Le planning de la formation est le suivant.

  • Lundi
    • 8 h - 11 h : introduction à Linux et au shell (Anne-Sophie Denommé-Pichon)
    • 11 h - 12 h : TP de biostatistique (Pascal Roy)
    • 14 h - 17 h : bases de données de variations et de phénotypes (Jean Muller et Anne-Sophie Denommé-Pichon)
  • Mardi
    • 8h - 12 h et 14 h - 18 h : pipeline d'analyse de données NGS (des données brutes en sortie de séquenceur, jusqu'au fichier VCF) (Yannis Duffourd et Claire Bardel)
  • Mercredi
    • 8 h - 12 h : introduction à Python (Yannis Duffourd)
    • 14 h - 18 h : Propriétés des tests diagnostics, pronostics, ... (Muriel Rabilloud)
  • Jeudi
    • 8 h - 12 h : genome browsers et IGV (Aurélien Trimouille et Kévin Yauy)
    • 14 h - 18 h : Introduction à la survie (Mathieu Fauvernier)
  • Vendredi :
    • 8h - 11h : intégrité des données, sécurité et réseau (Jérémie Roquet et Anne-Sophie Denommé-Pichon)
    • 11 h - 13 h et 14 h - 15 h : système de gestion de version (Jérémie Roquet et Anne-Sophie Denommé-Pichon)
    • 14h - 18 h : interprétation des variations génétiques en pathologie humaine (Antonio Vitobello)

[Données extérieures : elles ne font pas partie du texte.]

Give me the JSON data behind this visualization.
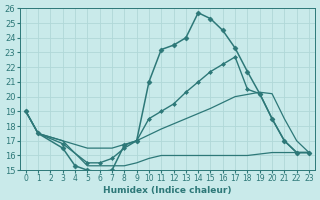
{
  "xlabel": "Humidex (Indice chaleur)",
  "x_ticks": [
    0,
    1,
    2,
    3,
    4,
    5,
    6,
    7,
    8,
    9,
    10,
    11,
    12,
    13,
    14,
    15,
    16,
    17,
    18,
    19,
    20,
    21,
    22,
    23
  ],
  "ylim": [
    15,
    26
  ],
  "xlim": [
    -0.5,
    23.5
  ],
  "y_ticks": [
    15,
    16,
    17,
    18,
    19,
    20,
    21,
    22,
    23,
    24,
    25,
    26
  ],
  "bg_color": "#c9eaea",
  "line_color": "#2d7878",
  "grid_color": "#b0d8d8",
  "lines": [
    {
      "x": [
        0,
        1,
        3,
        4,
        5,
        6,
        7,
        8,
        9,
        10,
        11,
        12,
        13,
        14,
        15,
        16,
        17,
        18,
        19,
        20,
        21,
        22,
        23
      ],
      "y": [
        19,
        17.5,
        16.5,
        15.3,
        15.0,
        14.9,
        15.0,
        16.7,
        17.0,
        21.0,
        23.2,
        23.5,
        24.0,
        25.7,
        25.3,
        24.5,
        23.3,
        21.7,
        20.2,
        18.5,
        17.0,
        16.2,
        16.2
      ],
      "marker": "D",
      "markersize": 2.5,
      "linewidth": 1.1
    },
    {
      "x": [
        0,
        1,
        3,
        5,
        6,
        7,
        8,
        9,
        10,
        11,
        12,
        13,
        14,
        15,
        16,
        17,
        18,
        19,
        20,
        21,
        22,
        23
      ],
      "y": [
        19,
        17.5,
        16.8,
        15.5,
        15.5,
        15.8,
        16.5,
        17.0,
        18.5,
        19.0,
        19.5,
        20.3,
        21.0,
        21.7,
        22.2,
        22.7,
        20.5,
        20.2,
        18.5,
        17.0,
        16.2,
        16.2
      ],
      "marker": "D",
      "markersize": 2.0,
      "linewidth": 1.0
    },
    {
      "x": [
        0,
        1,
        3,
        5,
        7,
        9,
        11,
        13,
        15,
        17,
        19,
        20,
        21,
        22,
        23
      ],
      "y": [
        19,
        17.5,
        17.0,
        16.5,
        16.5,
        17.0,
        17.8,
        18.5,
        19.2,
        20.0,
        20.3,
        20.2,
        18.5,
        17.0,
        16.2
      ],
      "marker": null,
      "markersize": 0,
      "linewidth": 0.9
    },
    {
      "x": [
        0,
        1,
        3,
        5,
        6,
        7,
        8,
        9,
        10,
        11,
        12,
        13,
        14,
        15,
        16,
        17,
        18,
        19,
        20,
        21,
        22,
        23
      ],
      "y": [
        19,
        17.5,
        17.0,
        15.3,
        15.3,
        15.3,
        15.3,
        15.5,
        15.8,
        16.0,
        16.0,
        16.0,
        16.0,
        16.0,
        16.0,
        16.0,
        16.0,
        16.1,
        16.2,
        16.2,
        16.2,
        16.2
      ],
      "marker": null,
      "markersize": 0,
      "linewidth": 0.9
    }
  ]
}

Voici le lien vers les supports des enseignements de bioinformatique : https://cloud.u-bourgogne.fr/index.php/s/y6TmQC3QiGdCfFH. Le mot de passe vous a été communiqué par mail. Ces cours seront également consultables sur la plateforme Théia prochainement.

Deuxième semaine de cours

La deuxième semaine de cours devrait se dérouler à Lyon du 25 au 29 mai 2020. Elle est susceptible d'être reportée en fonction de la situation sanitaire. Cette semaine abordera notamment la thématique des données multiomiques et de l'intégration de données.

Évaluation

La FST sera évaluée par la rédaction d'un mémoire pour chacun des deux stages (ou un seul pour l'ensemble de l'année si le sujet est le même pour les deux stages) :

  • plus d'information sur la page mémoire
  • date limite de rendu du mémoire du premier semestre : 29 juin 2020
  • date limite de rendu du mémoire du second semestre : 5 octobre 2020

Une soutenance aura lieu fin octobre, dont la date sera communiquée ultérieurement. Elle se déroulera par visioconférence.